The third annual La Jolla Gallery and Wine Walk has two new art galleries to showcase, plus hors d’oeuvres to offer from the latest restaurants in town. The self-guided tour will take place next Thursday, Sept. 28, from 5 to 9 p.m.
The Molloy Gallery, 8008 Girard Ave., and the Bartram Gallery, 7874 Girard Ave., are the latest additions to La Jolla’s art emporiums. Twenty galleries will showcase their fine art, textiles, animation, pop culture and photography during the walk.
Artists will mingle with the crowd at the Contemporary Fine Arts gallery and at the Bartram Gallery, where photographer Scott Reither will speak about his portraits of the San Diego and Hawaiian coastlines. Abstract artist Nessa Rezanai will paint live at the Derissi Design Studio & Art, a Persian-owned gallery that portrays modern, surrealist art by Persian artists.
More than 50 variations of wine will be featured and sample dishes from various eateries will be served, including taste treats from the new South American restaurant Cendio that replaced Moondoggies at 909 Prospect St.

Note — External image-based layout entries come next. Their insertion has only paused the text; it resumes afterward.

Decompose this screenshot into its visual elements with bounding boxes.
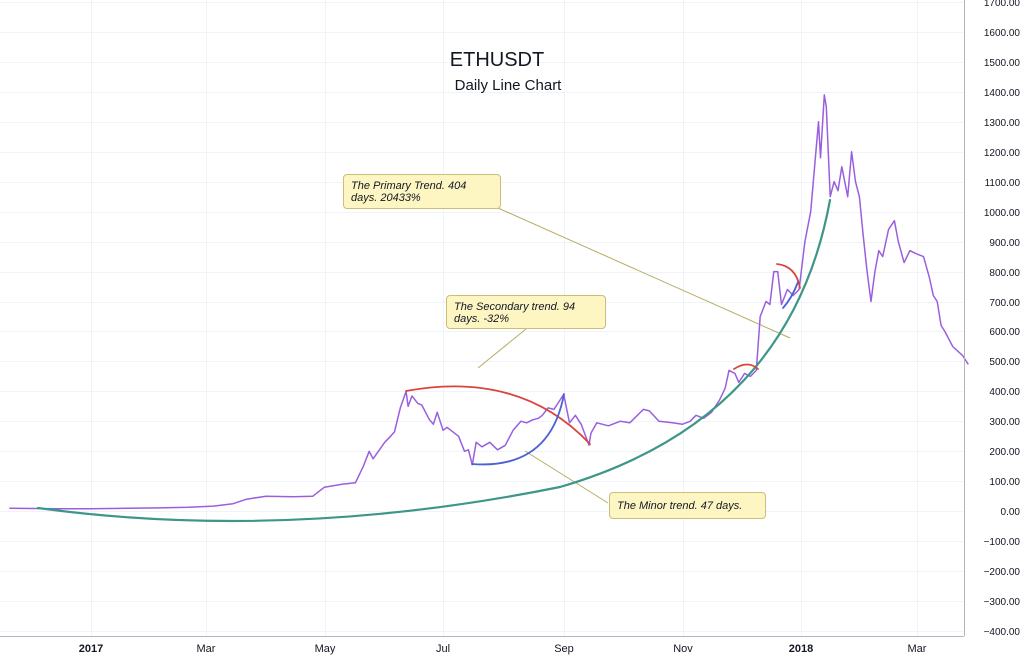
callout-leader-line — [477, 328, 527, 369]
x-tick-label: May — [315, 643, 336, 655]
x-tick-label: 2017 — [79, 643, 103, 655]
y-tick-label: 200.00 — [989, 447, 1020, 458]
y-tick-label: 1100.00 — [985, 178, 1021, 189]
chart-title: ETHUSDT — [450, 49, 544, 71]
callout-minor-trend: The Minor trend. 47 days. — [609, 492, 766, 519]
grid — [0, 0, 964, 636]
y-tick-label: 500.00 — [989, 357, 1020, 368]
y-tick-label: 700.00 — [989, 298, 1020, 309]
plot-area — [9, 94, 969, 523]
y-tick-label: 600.00 — [989, 327, 1020, 338]
y-axis: 1700.00 1600.00 1500.00 1400.00 1300.00 1200.… — [984, 0, 1021, 638]
y-tick-label: 1400.00 — [984, 88, 1021, 99]
y-tick-label: 1500.00 — [984, 58, 1021, 69]
callout-leader-line — [524, 450, 609, 504]
y-tick-label: 1200.00 — [984, 148, 1021, 159]
y-tick-label: 1000.00 — [984, 208, 1021, 219]
y-tick-label: 400.00 — [989, 387, 1020, 398]
x-tick-label: Mar — [197, 643, 216, 655]
y-tick-label: 0.00 — [1001, 507, 1021, 518]
primary-trend-arc — [36, 198, 832, 523]
y-tick-label: −100.00 — [984, 537, 1021, 548]
y-tick-label: 1700.00 — [984, 0, 1021, 9]
secondary-trend-arc-nov — [733, 363, 759, 370]
x-tick-label: 2018 — [789, 643, 813, 655]
y-tick-label: 800.00 — [989, 268, 1020, 279]
callout-leader-line — [497, 207, 791, 339]
minor-trend-arc-dec — [782, 281, 799, 309]
x-axis: 2017 Mar May Jul Sep Nov 2018 Mar — [79, 643, 927, 655]
y-tick-label: 1300.00 — [984, 118, 1021, 129]
y-tick-label: 900.00 — [989, 238, 1020, 249]
callout-secondary-trend: The Secondary trend. 94 days. -32% — [446, 295, 606, 329]
y-tick-label: 100.00 — [989, 477, 1020, 488]
chart-subtitle: Daily Line Chart — [455, 77, 563, 94]
y-tick-label: −200.00 — [984, 567, 1021, 578]
y-tick-label: 300.00 — [989, 417, 1020, 428]
y-tick-label: −400.00 — [984, 627, 1021, 638]
x-tick-label: Jul — [436, 643, 450, 655]
y-tick-label: −300.00 — [984, 597, 1021, 608]
x-tick-label: Mar — [908, 643, 927, 655]
x-tick-label: Nov — [673, 643, 693, 655]
secondary-trend-arc-dec — [776, 263, 801, 289]
secondary-trend-arc — [405, 385, 591, 445]
callout-primary-trend: The Primary Trend. 404 days. 20433% — [343, 174, 501, 209]
minor-trend-arc — [471, 393, 565, 466]
y-tick-label: 1600.00 — [984, 28, 1021, 39]
x-tick-label: Sep — [554, 643, 574, 655]
price-line — [9, 94, 969, 510]
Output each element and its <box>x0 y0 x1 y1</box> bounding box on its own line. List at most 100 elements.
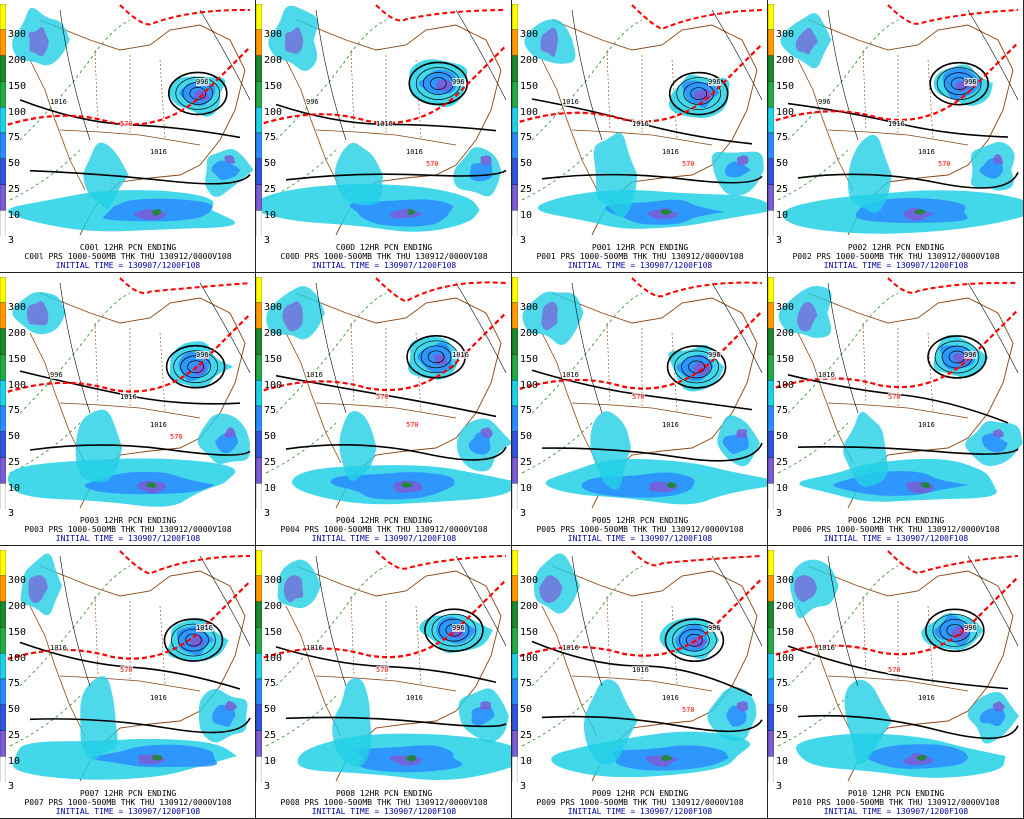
precip-area <box>284 27 304 54</box>
colorbar-segment <box>0 601 6 628</box>
precip-area <box>661 754 673 761</box>
panel-subtitle: P005 PRS 1000-500MB THK THU 130912/0000V… <box>536 525 744 534</box>
precip-area <box>795 27 818 55</box>
contour-label: 1016 <box>818 371 835 379</box>
colorbar-segment <box>768 29 774 56</box>
colorbar-label: 200 <box>8 328 27 339</box>
colorbar <box>0 4 6 236</box>
colorbar-label: 150 <box>520 81 539 92</box>
colorbar-label: 150 <box>776 81 795 92</box>
thickness-line <box>119 550 251 575</box>
colorbar-label: 50 <box>520 431 533 442</box>
colorbar-label: 150 <box>8 354 27 365</box>
colorbar-label: 200 <box>520 328 539 339</box>
ensemble-panel-p003: 300 200 150 100 75 50 25 10 3 996 996 1016 1016 570 P0… <box>0 273 256 546</box>
pressure-contour <box>455 282 507 374</box>
green-contour <box>9 695 81 747</box>
precip-area <box>211 160 241 180</box>
contour-label: 996 <box>964 78 977 86</box>
border-line <box>59 675 201 692</box>
colorbar-label: 50 <box>776 431 789 442</box>
colorbar-segment <box>256 277 262 303</box>
colorbar-label: 150 <box>264 627 283 638</box>
thickness-570-line <box>0 313 251 396</box>
colorbar-label: 200 <box>776 55 795 66</box>
precip-area <box>736 155 749 166</box>
precip-area <box>722 433 749 455</box>
contour-label: 996 <box>196 78 209 86</box>
contour-label: 1016 <box>452 351 469 359</box>
pressure-1016-contour <box>285 716 507 728</box>
colorbar-segment <box>256 431 262 458</box>
pressure-contour <box>681 355 712 379</box>
colorbar-segment <box>256 302 262 329</box>
precip-area <box>151 208 162 216</box>
colorbar-label: 300 <box>8 575 27 586</box>
green-contour <box>521 422 593 474</box>
pressure-contour <box>315 9 347 141</box>
colorbar-segment <box>512 354 518 381</box>
pressure-contour <box>455 9 507 101</box>
pressure-1016-contour <box>285 169 507 181</box>
pressure-contour <box>927 335 987 379</box>
precip-area <box>193 362 207 376</box>
colorbar <box>768 550 774 782</box>
pressure-contour <box>420 345 452 369</box>
colorbar-label: 300 <box>8 302 27 313</box>
colorbar-label: 150 <box>776 354 795 365</box>
panel-subtitle: C00l PRS 1000-500MB THK THU 130912/0000V… <box>24 252 232 261</box>
contour-label: 996 <box>964 624 977 632</box>
colorbar-segment <box>256 210 262 236</box>
green-contour <box>531 292 643 414</box>
colorbar-segment <box>256 627 262 654</box>
precip-area <box>405 755 416 762</box>
west-coast <box>285 332 342 464</box>
colorbar-segment <box>0 653 6 680</box>
colorbar-segment <box>256 575 262 602</box>
colorbar-label: 25 <box>8 730 21 741</box>
contour-label: 996 <box>306 98 319 106</box>
initial-time-caption: INITIAL TIME = 130907/1200F108 <box>567 534 713 543</box>
colorbar-segment <box>512 132 518 159</box>
colorbar-segment <box>768 627 774 654</box>
colorbar-label: 75 <box>776 132 789 143</box>
thickness-line <box>887 4 1019 25</box>
contour-label: 1016 <box>918 421 935 429</box>
pressure-contour <box>686 633 703 647</box>
colorbar-label: 50 <box>8 704 21 715</box>
colorbar-segment <box>768 756 774 782</box>
contour-label: 996 <box>452 78 465 86</box>
colorbar-label: 300 <box>776 575 795 586</box>
contour-label: 996 <box>818 98 831 106</box>
pressure-contour <box>925 608 985 653</box>
initial-time-caption: INITIAL TIME = 130907/1200F108 <box>311 807 457 816</box>
colorbar-segment <box>512 653 518 680</box>
precip-area <box>797 301 818 332</box>
contour-label: 570 <box>682 160 695 168</box>
pressure-contour <box>672 623 717 657</box>
ensemble-panel-p008: 300 200 150 100 75 50 25 10 3 996 1016 1016 570 P008 … <box>256 546 512 819</box>
colorbar-label: 3 <box>8 781 15 792</box>
colorbar-label: 10 <box>520 210 533 221</box>
border-line <box>315 675 457 692</box>
green-contour <box>531 19 643 141</box>
panel-title: P001 12HR PCN ENDING <box>591 243 689 252</box>
colorbar-segment <box>0 328 6 355</box>
colorbar-segment <box>512 756 518 782</box>
colorbar-label: 25 <box>264 730 277 741</box>
pressure-contour <box>455 555 507 647</box>
colorbar-label: 10 <box>264 756 277 767</box>
initial-time-caption: INITIAL TIME = 130907/1200F108 <box>55 534 201 543</box>
colorbar-segment <box>512 4 518 30</box>
thickness-570-line <box>512 577 763 660</box>
colorbar-segment <box>512 431 518 458</box>
colorbar-label: 75 <box>776 405 789 416</box>
colorbar-label: 200 <box>520 601 539 612</box>
precip-area <box>736 701 748 712</box>
green-contour <box>777 422 849 474</box>
precip-area <box>332 678 372 768</box>
pressure-contour <box>932 613 978 647</box>
green-contour <box>777 149 849 201</box>
colorbar-segment <box>0 107 6 134</box>
colorbar-label: 75 <box>8 678 21 689</box>
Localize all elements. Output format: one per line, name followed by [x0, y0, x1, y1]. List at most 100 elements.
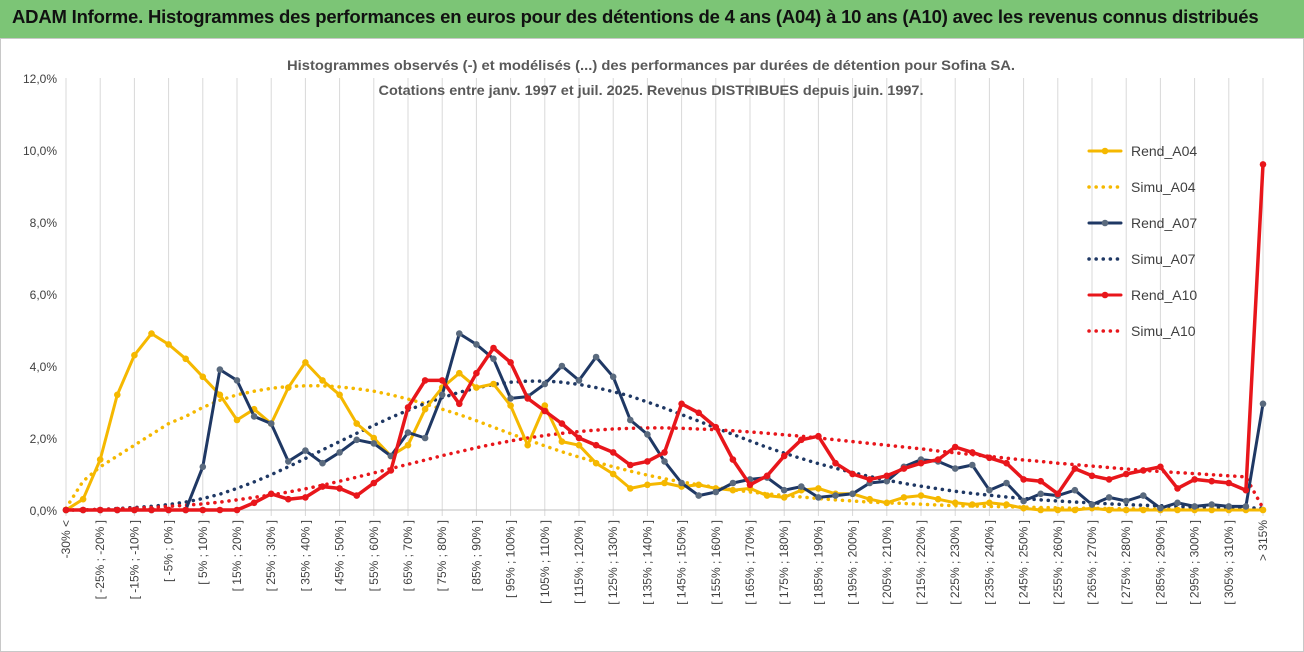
y-tick-label: 10,0% [23, 144, 57, 158]
data-point [1105, 494, 1113, 501]
x-tick-label: [ 65% ; 70% ] [401, 520, 415, 591]
x-tick-label: [ 55% ; 60% ] [367, 520, 381, 591]
data-point [96, 456, 104, 463]
data-point [644, 431, 651, 438]
data-point [285, 384, 292, 391]
data-point [216, 391, 224, 399]
data-point [336, 485, 343, 492]
data-point [1259, 161, 1267, 168]
series-line-simu-a04 [64, 384, 1265, 512]
data-point [541, 380, 549, 388]
y-tick-label: 4,0% [30, 360, 58, 374]
data-point [319, 483, 326, 490]
data-point [1122, 497, 1130, 505]
data-point [96, 506, 104, 514]
series-line-simu-a07 [64, 379, 1265, 512]
data-point [404, 441, 412, 449]
x-tick-label: [ 285% ; 290% ] [1153, 520, 1167, 605]
legend-label: Simu_A04 [1131, 179, 1196, 195]
data-point [627, 485, 634, 492]
data-point [917, 459, 925, 467]
data-point [490, 355, 497, 363]
data-point [951, 499, 959, 507]
data-point [216, 506, 224, 514]
data-point [353, 492, 361, 499]
data-point [1191, 503, 1198, 510]
data-point [79, 506, 87, 514]
data-point [438, 391, 446, 399]
data-point [729, 456, 737, 463]
data-point [1037, 490, 1044, 498]
legend-label: Rend_A07 [1131, 215, 1197, 231]
x-tick-label: [ 105% ; 110% ] [538, 520, 552, 604]
x-tick-label: [ 135% ; 140% ] [640, 520, 654, 605]
chart-title: Histogrammes observés (-) et modélisés (… [287, 57, 1015, 73]
x-tick-label: [ 265% ; 270% ] [1085, 520, 1099, 605]
data-point [1225, 503, 1233, 510]
data-point [592, 459, 600, 467]
x-tick-label: [ 245% ; 250% ] [1017, 520, 1031, 605]
data-point [1174, 506, 1181, 514]
data-point [1088, 501, 1096, 508]
report-title: ADAM Informe. Histogrammes des performan… [12, 6, 1259, 27]
data-point [661, 458, 668, 465]
x-tick-label: [ 295% ; 300% ] [1188, 520, 1202, 605]
x-tick-label: [ 5% ; 10% ] [196, 520, 210, 585]
data-point [148, 506, 155, 514]
y-tick-label: 0,0% [30, 504, 58, 518]
data-point [627, 416, 634, 424]
data-point [661, 479, 668, 487]
data-point [575, 377, 583, 384]
data-point [250, 499, 258, 507]
legend-label: Rend_A04 [1131, 143, 1197, 159]
data-point [609, 470, 617, 478]
data-point [336, 391, 343, 399]
data-point [1054, 490, 1062, 498]
data-point [1208, 477, 1215, 485]
legend-marker [1101, 291, 1109, 299]
data-point [780, 486, 788, 494]
data-point [661, 449, 668, 456]
legend-label: Simu_A10 [1131, 323, 1196, 339]
data-point [592, 441, 600, 449]
data-point [438, 377, 446, 384]
data-point [575, 434, 583, 442]
data-point [815, 485, 822, 492]
data-point [524, 441, 531, 449]
data-point [815, 432, 822, 440]
data-point [507, 402, 514, 409]
x-tick-label: [ 215% ; 220% ] [914, 520, 928, 605]
data-point [798, 436, 805, 444]
data-point [233, 377, 241, 384]
data-point [490, 344, 497, 352]
data-point [678, 400, 685, 408]
data-point [1105, 506, 1113, 514]
data-point [986, 499, 993, 507]
x-tick-label: [ 115% ; 120% ] [572, 520, 586, 604]
x-tick-label: [ 125% ; 130% ] [606, 520, 620, 605]
x-tick-label: [ -5% ; 0% ] [162, 520, 176, 582]
chart-panel: 0,0% 2,0% 4,0% 6,0% 8,0% 10,0% 12,0% -30% < [ -2… [0, 38, 1304, 652]
data-point [302, 447, 309, 454]
data-point [1105, 476, 1113, 483]
data-point [1225, 479, 1233, 487]
legend-label: Rend_A10 [1131, 287, 1197, 303]
data-point [199, 506, 207, 514]
data-point [456, 369, 463, 377]
data-point [849, 490, 856, 498]
data-point [336, 449, 343, 456]
x-tick-label: [ 195% ; 200% ] [846, 520, 860, 605]
data-point [1003, 459, 1010, 467]
data-point [456, 400, 463, 408]
data-point [609, 449, 617, 456]
data-point [233, 506, 241, 514]
data-point [302, 359, 309, 366]
data-point [780, 452, 788, 460]
data-point [182, 355, 189, 363]
data-point [1140, 467, 1147, 474]
data-point [1020, 497, 1027, 505]
data-point [1054, 506, 1062, 514]
y-tick-label: 6,0% [30, 288, 58, 302]
x-tick-label: [ 305% ; 310% ] [1222, 520, 1236, 605]
x-tick-label: [ -15% ; -10% ] [127, 520, 141, 599]
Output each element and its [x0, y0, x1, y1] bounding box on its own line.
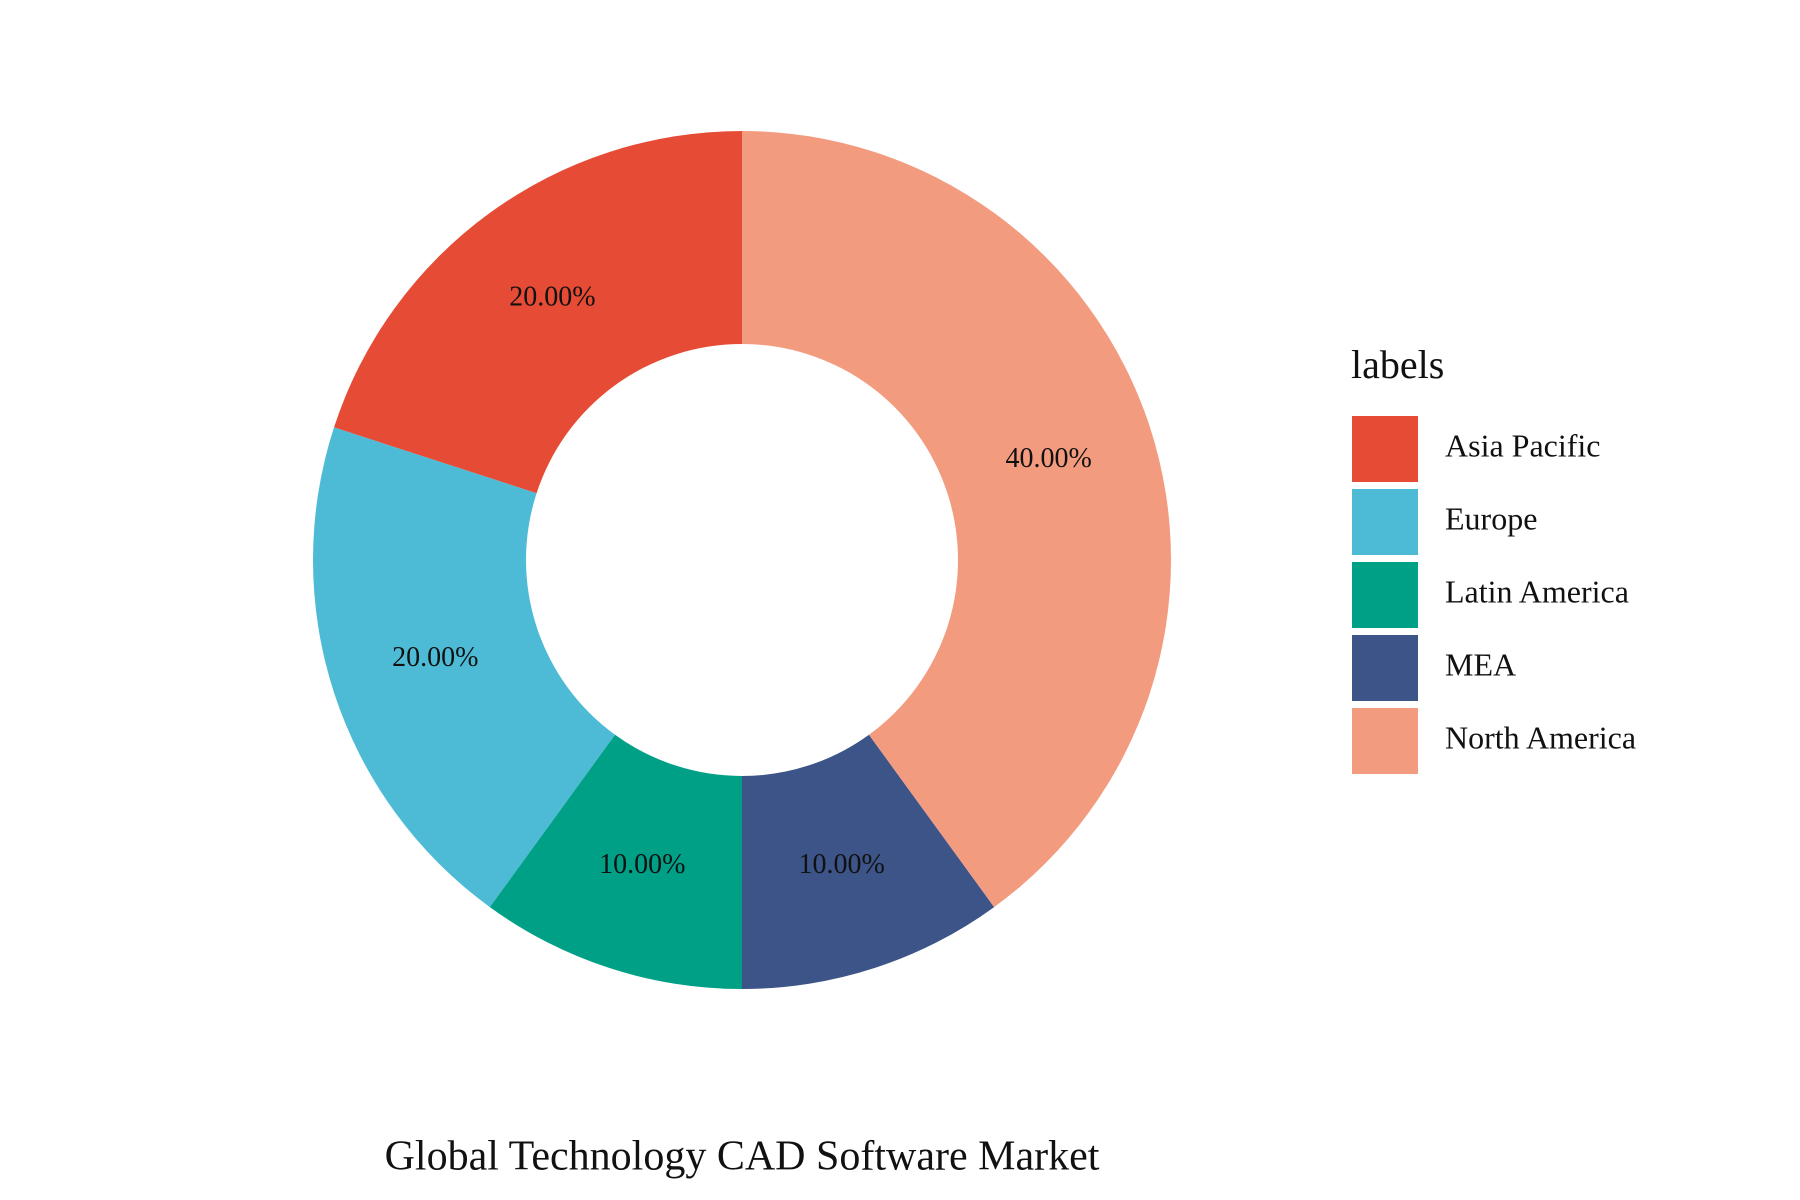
legend-label: Latin America — [1445, 573, 1629, 609]
legend-label: North America — [1445, 719, 1636, 755]
chart-title: Global Technology CAD Software Market — [385, 1134, 1100, 1180]
legend-swatch — [1352, 562, 1418, 628]
data-label: 20.00% — [509, 282, 595, 313]
legend-swatch — [1352, 416, 1418, 482]
legend-label: Europe — [1445, 500, 1537, 536]
legend-swatch — [1352, 489, 1418, 555]
legend-title: labels — [1351, 342, 1444, 387]
data-label: 10.00% — [599, 849, 685, 880]
legend-swatch — [1352, 635, 1418, 701]
data-label: 20.00% — [392, 642, 478, 673]
legend-label: Asia Pacific — [1445, 427, 1601, 463]
donut-slice — [742, 734, 995, 989]
legend-swatch — [1352, 708, 1418, 774]
legend-label: MEA — [1445, 646, 1516, 682]
donut-slice — [313, 427, 616, 908]
data-label: 40.00% — [1006, 443, 1092, 474]
data-label: 10.00% — [798, 849, 884, 880]
donut-slice — [489, 734, 742, 989]
donut-slice — [333, 131, 742, 494]
donut-slice — [742, 131, 1171, 908]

Promote La Jolla, the local business association, operates the gallery walk to raise awareness of the village and to garner funds for its projects. Crowds have grown from 600 people the first year to 800 attendees last year, but the association has yet to make a profit from the event.
“Having special events like this one allows people to experience the village who haven’t been to La Jolla, or haven’t been to La Jolla for a few years. It’s our hopes that they would come back,” said Tiffany Sherer, executive director of Promote La Jolla Inc.
Former biotech executive Peter Molloy and his wife Christine opened the gallery five months ago to sell Australian aboriginal art that depicts stories from their creation mythology. Molloy proudly relayed the story of one of his paintings by Gabriella Possum that tells the mythology of the constellation known as the seven sisters.
The painting depicts seven ancestral sisters who are being chased by a man called Jilbi Tjakamarra, who attempts to seduce them with love magic. The sisters have no interest in him and flee to Uluru, a large rock formation in central Australia that is revered as sacred by the aboriginals. The sisters employ the spirits of Uluru and transform themselves into the seven stars in Pleiades. Jilbi is not to be outdone and he turns himself into the Morning Star in Orion’s belt and continues to chase them across the night sky.
“The distribution of aboriginal art in Australia is a very well-established business,” Molloy said. “In Australia we did our research on who the better suppliers and artists were and “¦ now represent about 90 artists.”
Molloy said that he switched careers from running Biota in Carlsbad to operating an art gallery “because it’s more fun.”
Gallery curator Jesse Donovan opened the Bartram Gallery, using his middle name, in April to sell a collection of natural landscape photography. He said that it is the finest work he could find during his world travels.
“[I chose] that theme because I think it’s something that we should focus on as a people ” coming back to nature and taking care of our landscapes and nature,” Donovan said.
He chose to open his gallery in the village because he believes it has great potential to become a fine art community, with many galleries and fine restaurants.